Cette année là, l’abbé Pierre fonde la première communauté Emmaüs, la vaccination contre la tuberculose devient obligatoire et le boxeur Marcel Cerdan trouve la mort dans le crash du vol Air-France entre Paris et New-York… C’est aussi l’année de naissance d’un certain Arsène Wenger (le 22 octobre) et surtout de deux champions de papier.

France : Jean-Pierre Gary, une Coupe et c’est tout !

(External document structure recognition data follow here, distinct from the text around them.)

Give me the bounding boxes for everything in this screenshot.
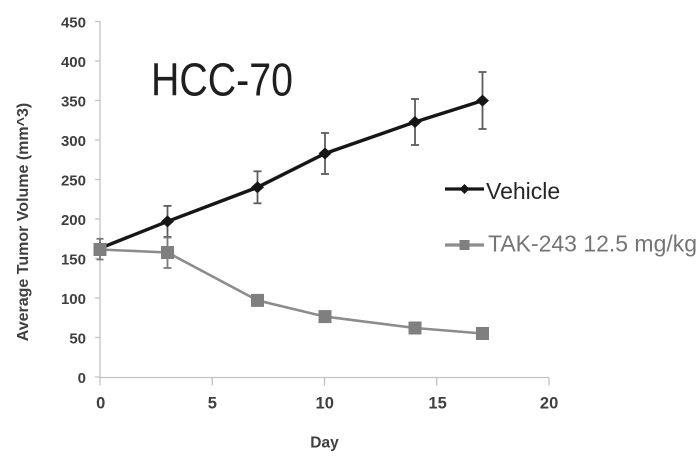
- svg-text:0: 0: [96, 395, 105, 413]
- svg-text:250: 250: [61, 173, 86, 190]
- svg-text:200: 200: [61, 212, 86, 229]
- svg-text:Average Tumor Volume (mm^3): Average Tumor Volume (mm^3): [15, 103, 32, 341]
- svg-text:TAK-243 12.5 mg/kg: TAK-243 12.5 mg/kg: [488, 231, 697, 257]
- svg-text:300: 300: [61, 133, 86, 150]
- svg-text:10: 10: [316, 395, 334, 413]
- svg-text:20: 20: [540, 395, 558, 413]
- svg-text:50: 50: [69, 331, 86, 348]
- svg-text:Vehicle: Vehicle: [486, 178, 560, 204]
- svg-text:100: 100: [61, 291, 86, 308]
- svg-text:350: 350: [61, 94, 86, 111]
- svg-text:Day: Day: [310, 435, 339, 452]
- svg-text:15: 15: [428, 395, 446, 413]
- svg-text:HCC-70: HCC-70: [151, 54, 293, 106]
- svg-text:450: 450: [61, 15, 86, 32]
- svg-text:400: 400: [61, 54, 86, 71]
- svg-text:150: 150: [61, 252, 86, 269]
- svg-text:5: 5: [208, 395, 217, 413]
- svg-text:0: 0: [78, 370, 86, 387]
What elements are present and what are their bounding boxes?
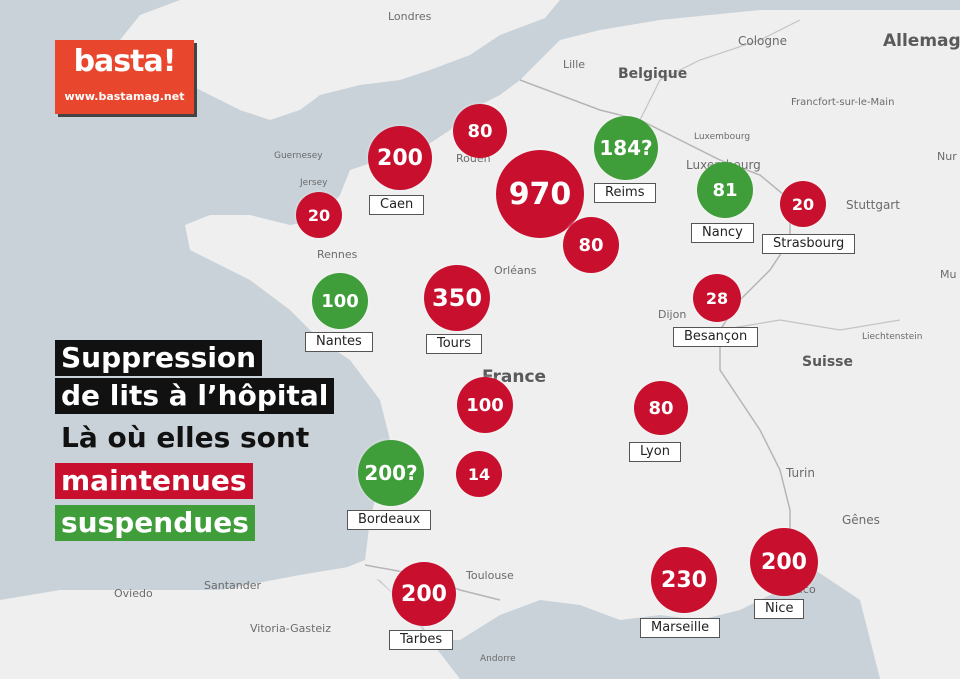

En France dans les pages de Vaillant, l’hebdomadaire communiste pour la jeunesse, Jean-Pierre Gary porte la tunique « Rouge et Or » (c’est le titre de la série) de l’US Clamecy sous le crayon de Raymond Poïvet. Et la même année aux Pays-Bas dans les pages du Ketelbinkie Krant, puis en France de 1958 à 1961 dans le magazine Olympic (éd. Artima), avec à la manoeuvre l’auteur Henk Sprenger pour les aventures de Kick Wilstra, le super avant-centre.

En 1949, Jean-Pierre Gary gagne une Coupe de France de Footbal dans les pages du journal Vaillant…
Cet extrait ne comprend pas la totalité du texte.